De retour au Togo, Enam David mise sur l’agriculture et l’élevage

De retour au Togo, Enam David mise sur l’agriculture et l’élevage

 Alors qu’elle vivait en Europe, Enam David a décidé de revenir au Togo pour devenir fermière. Comme elle, de nombreux Africains de la diaspora envisagent un retour temporaire ou définitif, le continent étant en pleine croissance économique.

Dans la région d’Amouzoukopé à 40 km de Lomé au Togo, Enam David a construit une ferme de 4 bâtiments où elle s’adonne à l’agriculture et l’élevage. Bœufs, porcs, poissons, volaille (plus de 1 500 poulets et 1 000 poussins), la jeune femme élève un peu de tout dans son exploitation d’une capacité de 7 000 têtes. Elle possède aussi une palmeraie et un champ de maïs.

 

C’est après un séjour en Europe qu’Enam a pris la décision de revenir sur sa terre natale. Sur la DW, elle explique avoir toujours été passionnée par le travail de la terre, un moyen pour elle de contribuer à l’essor de l’Afrique.

« On sait que l’avenir se trouve en Afrique. Quand on a un peu les moyens, un peu de possibilités, il est important de rester en Afrique pour participer au développement de notre continent ».

Les Africains de la diaspora investissent de plus en plus sur le continent ou décident de s’y installer de façon temporaire ou définitive. Selon une étude menée en 2019 par le groupe marocain Intelcia spécialisé dans les métiers de la relation client, et le cabinet d’études Innogence Consulting, 62% des membres de la diaspora veulent entreprendre en Afrique. Parmi eux, 40% envisagent un retour immédiat pour des raisons professionnelles. Le continent étant en pleine croissance, ils visent ce marché pour développer des entreprises.
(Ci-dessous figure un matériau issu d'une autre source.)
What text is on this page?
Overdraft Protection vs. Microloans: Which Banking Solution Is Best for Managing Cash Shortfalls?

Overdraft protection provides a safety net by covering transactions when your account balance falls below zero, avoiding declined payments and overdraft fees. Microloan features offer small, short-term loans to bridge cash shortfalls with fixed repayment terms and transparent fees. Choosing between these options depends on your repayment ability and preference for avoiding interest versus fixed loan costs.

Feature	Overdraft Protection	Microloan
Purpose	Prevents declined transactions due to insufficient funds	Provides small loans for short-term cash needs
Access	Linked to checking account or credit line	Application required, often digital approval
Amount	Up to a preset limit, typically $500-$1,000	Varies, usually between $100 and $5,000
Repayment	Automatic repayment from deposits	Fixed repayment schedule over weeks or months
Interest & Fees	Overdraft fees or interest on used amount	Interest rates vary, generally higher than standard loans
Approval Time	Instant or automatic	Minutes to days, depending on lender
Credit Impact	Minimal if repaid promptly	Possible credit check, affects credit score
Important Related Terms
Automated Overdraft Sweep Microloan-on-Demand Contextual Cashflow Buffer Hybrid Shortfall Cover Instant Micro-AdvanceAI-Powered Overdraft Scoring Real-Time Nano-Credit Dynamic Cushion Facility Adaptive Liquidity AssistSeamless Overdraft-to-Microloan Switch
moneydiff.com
Pour Enam, jumeler l’agriculture et l’élevage présente de nombreux avantages. Grâce à ce procédé, elle réussit à produire elle-même de l’engrais naturel et à avoir des aliments pour animaux sur place.

« Quand on fait l’élevage des poules par exemple, ça permet que le maïs qu’on a cultivé dans notre palmeraie puisse nourrir nos poules. Ensuite, les fientes qu’on récupère chez les poules sont remises sous les plantes », a-t-elle ajouté.

 

Mais l’activité rencontre tout de même quelques difficultés, notamment les intempéries et l’absence de main-d’œuvre qualifiée. Selon Enam, il est difficile de trouver des personnes compétentes pour mener à bien des projets d’élevage et d’agriculture au niveau local. Autre défi, le manque de soutien financier, une réalité pour tous les entrepreneurs en herbe. Malgré tout, ces problèmes ne freinent pas l’élan de la jeune femme.

 

A présent, Enam David se concentre sur l’amélioration de ses compétences pour atteindre ses objectifs. A travers son parcours, elle espère encourager les jeunes et les membres de la diaspora à s’intéresser à l’agriculture et à l’élevage, très souvent négligés malgré leur potentiel.